Great googily moogily. It's like some sort of stream-of-conscious rambling penned by a meth head on the walls of an asylum. A note to the Strib: Just because it's written by Garrison Keillor, doesn't mean you actually have to run with it; at least ensure it makes some sort of SENSE first. Gah.

I had never flown in my life, and we had finished a unit on Spain and learned about bullfighting, which seemed like a very cool thing to do. So it was Spain for me.

So, the elementary school Keillor was about as dumb and non-sensical as the aged, droopy-pantsed Keillor. Good to know.

Mrs. Erickson told me to choose something else. "Spain is too far," she said. "It takes almost a day just to get there."

Mrs. Erickson: the precursor to an online fisking.

I stuck with Spain. Even at that tender age, I knew that life is the journey, not the destination. So Mrs. Erickson kept me indoors for recess, which was fine by me — if she wanted to punish me, she should’ve made me play outdoors with other children.
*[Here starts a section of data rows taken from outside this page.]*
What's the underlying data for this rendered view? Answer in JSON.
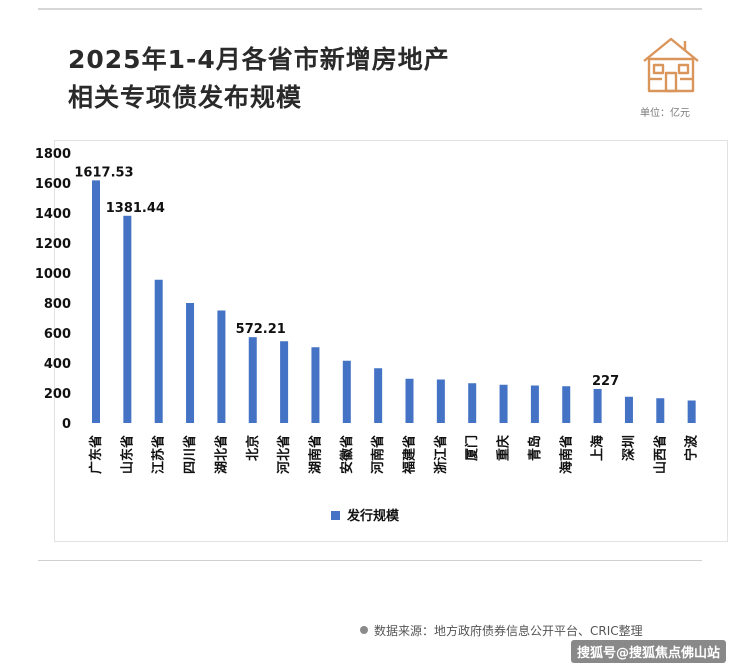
{
  "header": {
    "title_line1": "2025年1-4月各省市新增房地产",
    "title_line2": "相关专项债发布规模",
    "unit": "单位：亿元",
    "logo_icon": "house-icon"
  },
  "footer": {
    "source": "数据来源：地方政府债券信息公开平台、CRIC整理",
    "watermark": "搜狐号@搜狐焦点佛山站"
  },
  "colors": {
    "bar": "#4472C4",
    "axis_text": "#111111",
    "logo": "#D9955A"
  },
  "chart_data": {
    "type": "bar",
    "categories": [
      "广东省",
      "山东省",
      "江苏省",
      "四川省",
      "湖北省",
      "北京",
      "河北省",
      "湖南省",
      "安徽省",
      "河南省",
      "福建省",
      "浙江省",
      "厦门",
      "重庆",
      "青岛",
      "海南省",
      "上海",
      "深圳",
      "山西省",
      "宁波"
    ],
    "series": [
      {
        "name": "发行规模",
        "values": [
          1617.53,
          1381.44,
          955,
          800,
          750,
          572.21,
          545,
          505,
          415,
          365,
          295,
          290,
          265,
          255,
          250,
          245,
          227,
          175,
          165,
          150
        ]
      }
    ],
    "data_labels": [
      {
        "index": 0,
        "text": "1617.53"
      },
      {
        "index": 1,
        "text": "1381.44"
      },
      {
        "index": 5,
        "text": "572.21"
      },
      {
        "index": 16,
        "text": "227"
      }
    ],
    "yticks": [
      "0",
      "200",
      "400",
      "600",
      "800",
      "1000",
      "1200",
      "1400",
      "1600",
      "1800"
    ],
    "ylim": [
      0,
      1800
    ],
    "legend": {
      "label": "发行规模",
      "position": "bottom"
    },
    "grid": false
  }
}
No, no, no. If she wanted to punish the other children, she should have made them play with Keillor. She was, in fact, rewarding the other children with a Keillor-free recess.
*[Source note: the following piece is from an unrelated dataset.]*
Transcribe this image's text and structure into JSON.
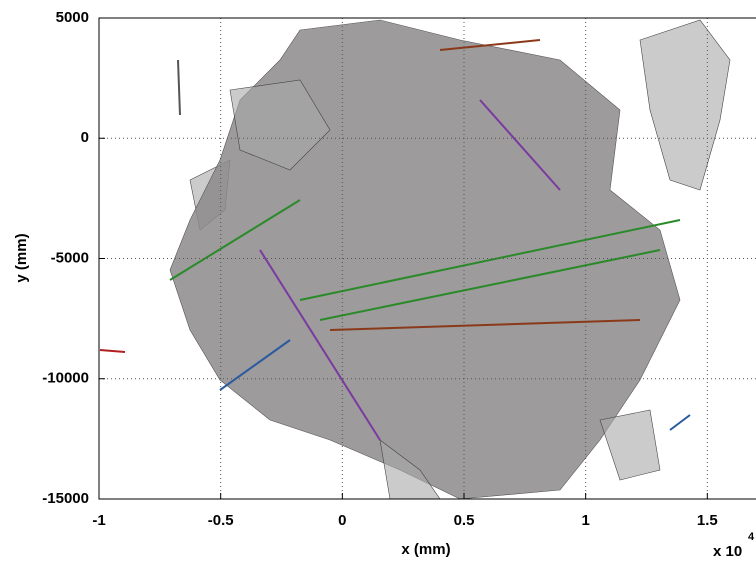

I’ve never been to Spain because I associate it with having only a day left to live. But I’ll get there one of these days, maybe after Yellowstone blows and I’m already in Paris, propped up in bed reading about the disaster in the International Herald Tribune as my close personal friend Audrey Tautou pours Dom Perignon on my cornflakes. (My daughter is at school in a house that is covered with vines.)

Apparently, Mr. Keillor is unaware of the global impact of a full-blown Yellowstone eruption. Paris my not be inundated by pumice stones, but the general fallout would make Paris a tad less than the ideal sanctuary he envisions.

"Tell me about ze Meedwest, mon amour," she whispers. "Ze peoples, are zay fonny?" Yes, sweetheart. Until Montana landed on us, we were hilarious.

And with that, ladies and gentlemen, we have absolutely no idea what the hell this column was even about. And people wonder why so many newspapers are dying. . .

Posted by Ryan at December 31, 2008 06:01 AM | TrackBack
Comments

You are now my new favorite ThunderJournalist *thunder strike*

And the first person from Minnesota I have ever LIKED.

Posted by: Anthony at January 2, 2009 06:57 AM

I would rather be in Paris.

The airport's over that way, Gary.

Posted by: Keith at January 2, 2009 11:32 AM

The whole article was one long running non-sequitur. But the line about his daughter's school was super especially non-sequity.